Where Is This Place?

“Imagine a small state with a small population
let there be labor-saving tools
that aren’t used
let people consider death
and not move far
let there be boats and carts
but no reason to ride them
let there be armor and weapons
but no reason to employ them
let people return to the use of knots
and be satisfied with their food
and pleased with their clothing
and content with their homes
and happy with their customs
let there be another state so near
people hear its dogs and chickens
but live out their lives
without making a visit”

(Taoteching, verse 80, translation by Red Pine)

HUANG-TI says, “A great state is yang. A small state is yin.”

SU CH’E says, “Lao-tzu lived during the decline of the Chou, when artifice flourished and customs suffered, and he wished to restore its virtue through doing nothing. Hence, at the end of his book he wishes he had a small state to try this on. But he never got his wish.”

YAO NAI says, “In ancient times, states were many and small. In later times, they were few and great. But even if a great state wanted to return to the ancient ways, how could it?”

HO-SHANG KUNG says, “When sages govern great states, they think of them as small states and are frugal in the use of resources. When the people are many, sages think of them as few and are careful not to exhaust them.”

HU SHIH says, “With the advance of civilization, the power of technology is used to replace human labor. A cart can carry thousands of pounds, and a boat can carry hundreds of passengers. This is the meaning of ‘labor-saving tools.’”

WANG AN-SHIH says, “When the people are content with their lot, they don’t concern themselves with moving far away or with going to war.”

THE YICHING CHITZU says, “The earlier rulers used knots in their government. Later sages introduced the use of writing” (B.2).

WU CH’ENG says, “People who are satisfied with their food and pleased with their clothes cherish their lives and don’t tempt death. People who are content with their homes and happy with their customs don’t move far away. They grow old and die where they were born.”

CH’ENG HSUAN-YING says, “They are satisfied with their food because they taste the Tao. They are pleased with their clothing because they are adorned with virtue. They are content with their homes because they are content wherever they are. And they are happy with their customs because they soften the glare of the world.”

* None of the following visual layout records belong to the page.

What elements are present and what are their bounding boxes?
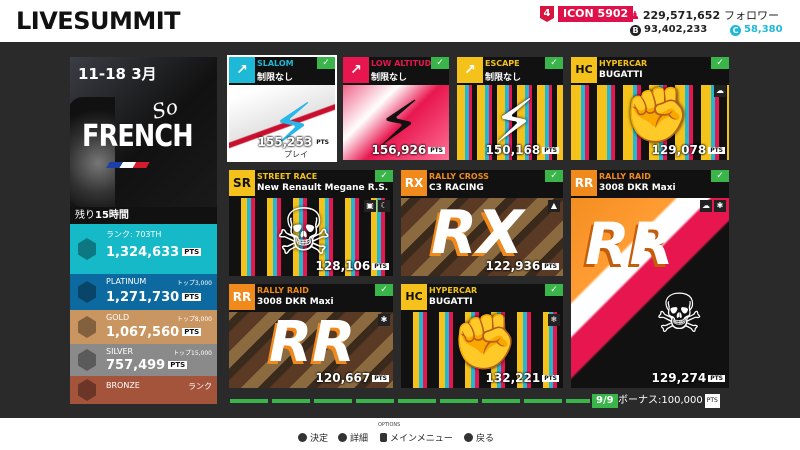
weather-icon: ☁ xyxy=(714,85,726,97)
bonus-points: ボーナス:100,000 PTS xyxy=(618,394,720,408)
event-card-rally-cross[interactable]: RX RX RALLY CROSS C3 RACING ✓ ▲ 122,936 P… xyxy=(401,170,563,276)
circle-button-icon xyxy=(464,433,473,442)
cross-button-icon xyxy=(298,433,307,442)
low-altitude-icon: ↗ xyxy=(343,57,369,83)
event-card-hypercar-1[interactable]: ✊ HC HYPERCAR BUGATTI ✓ ☁ 129,078 PTS xyxy=(571,57,729,160)
progress-segment xyxy=(356,399,394,403)
square-button-icon xyxy=(338,433,347,442)
hint-details[interactable]: 詳細 xyxy=(338,431,368,444)
progress-segment xyxy=(314,399,352,403)
credits-count: B 93,402,233 xyxy=(630,24,707,36)
hand-lightning-icon: ✊ xyxy=(623,83,691,146)
completed-check-icon: ✓ xyxy=(375,284,393,296)
crew-credits-icon: C xyxy=(730,25,741,36)
rally-raid-icon: RR xyxy=(571,170,597,196)
rx-logo-icon: RX xyxy=(431,198,524,268)
completed-check-icon: ✓ xyxy=(545,170,563,182)
followers-icon: ♟ xyxy=(630,9,640,22)
crew-credits-count: C 58,380 xyxy=(730,24,783,36)
credits-icon: B xyxy=(630,25,641,36)
summit-date: 11-18 3月 xyxy=(78,65,157,83)
top-bar: LIVESUMMIT 4 ICON 5902 ♟ 229,571,652 フォロワ… xyxy=(0,0,800,42)
tier-current-rank[interactable]: ランク: 703TH 1,324,633 PTS xyxy=(70,224,217,274)
slalom-icon: ↗ xyxy=(229,57,255,83)
event-card-low-altitude[interactable]: ⚡ ↗ LOW ALTITUDE 制限なし ✓ 156,926 PTS xyxy=(343,57,449,160)
hint-main-menu[interactable]: OPTIONS メインメニュー xyxy=(378,422,453,444)
event-card-hypercar-2[interactable]: ✊ HC HYPERCAR BUGATTI ✓ ❄ 132,221 PTS xyxy=(401,284,563,388)
event-card-slalom[interactable]: ⚡ ↗ SLALOM 制限なし ✓ 155,253 PTS プレイ xyxy=(227,55,337,162)
progress-segment xyxy=(230,399,268,403)
rr-logo-icon: RR xyxy=(585,210,675,278)
snow-icon: ❄ xyxy=(548,314,560,326)
offroad-icon: ▲ xyxy=(548,200,560,212)
gold-emblem-icon xyxy=(78,316,96,338)
progress-count: 9/9 xyxy=(592,394,618,408)
sun-icon: ✱ xyxy=(378,314,390,326)
completed-check-icon: ✓ xyxy=(545,57,563,69)
rr-logo-icon: RR xyxy=(269,310,356,375)
event-card-rally-raid[interactable]: RR RR RALLY RAID 3008 DKR Maxi ✓ ✱ 120,6… xyxy=(229,284,393,388)
car-icon: ▣ xyxy=(364,200,376,212)
night-icon: ☾ xyxy=(378,200,390,212)
livesummit-logo: LIVESUMMIT xyxy=(16,7,181,35)
summit-panel: 11-18 3月 So FRENCH 残り15時間 ランク: 703TH 1,3… xyxy=(70,57,217,404)
hint-back[interactable]: 戻る xyxy=(464,431,494,444)
hypercar-icon: HC xyxy=(571,57,597,83)
weather-icon: ☁ xyxy=(700,200,712,212)
progress-segment xyxy=(272,399,310,403)
hand-lightning-icon: ✊ xyxy=(451,310,519,373)
bronze-emblem-icon xyxy=(78,379,96,401)
rank-emblem-icon xyxy=(78,238,96,260)
hint-select[interactable]: 決定 xyxy=(298,431,328,444)
controls-bar: 決定 詳細 OPTIONS メインメニュー 戻る xyxy=(0,418,800,450)
theme-title: FRENCH xyxy=(82,119,194,154)
player-stats: 4 ICON 5902 ♟ 229,571,652 フォロワー B 93,402,2… xyxy=(540,4,790,40)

TS’AO TAO-CH’UNG says, “Those who do their own farming and weaving don’t lack food or clothes. They have nothing to give and seek nothing. Why should they visit others?”

Red Pine wonders, “Where is this place?” And, I would have to echo him. In his penultimate verse, Lao-tzu is done (not literally, but figuratively). Lao-tzu imagined a better world for us all. One where people are content. Don’t get too caught up in the description, your mind may start raising all sorts of objections. And, Lao-tzu wasn’t interested in arguing. Lao-tzu’s point, I think, is that all these things, we don’t think we can live without, have failed in their purpose to make us content. Does Lao-tzu have a problem with labor-saving tools? Not at all. He says, “Let them be.” He just thinks we would be much happier if we had them, but never saw the need in using them. Boats and carts (in his time) had made life so much better. Look at how much easier it is to move people and products from place to place! Look at all your choices regarding food, regarding clothing, regarding homes, and even customs… You have so much! Yet, you don’t know how to enjoy them. Lao-tzu isn’t meaning to limit our choices. He is wanting us to be happy. Wouldn’t it be far better to have armor and weapons with no reason to ever employ them, than to live in a constant state of war? Lao-tzu did seem to think his dream of a people content could never be realized in a large state. This is why he envisioned a small one. The lesson I draw from today’s verse, “The reason you aren’t content isn’t because you have too many choices, it is because you aren’t satisfied with all that you have.”

Red Pine introduces the following with today’s verse:

HUANG-TI (27TH C. B.C.). Known as the Yellow Emperor, he was the leader of the confederation of tribes that established their hegemony along the Yellow River. Thus, he was considered the patriarch of Chinese civilization. When excavators opened the Mawangtui tombs, they also found four previously unknown texts attributed to him: Chingfa, Shihtaching, Cheng, and Taoyuan.

YAO NAI (1732-1815). One of the most famous literary figures of the Ch’ing dynasty and advocate of writing in the style of ancient prose. His anthology of ancient literary models, Kuwentzu Leitsuan, has had a great influence on writers and remains in use.

THE YICHING CHITZU (APPENDED JUDGMENTS ON THE BOOK OF CHANGES). Attributed to Duke Wen. The YICHING (BOOK OF CHANGES). Ancient manual of divination based on a system of hexagrams invented by Fu Hsi (ca. 3500 B.C.) with judgments attributed to Duke Wen and the Duke of Chou (c. 1200-1100 B.C.), and commentaries added some 600 years later, reportedly by Confucius.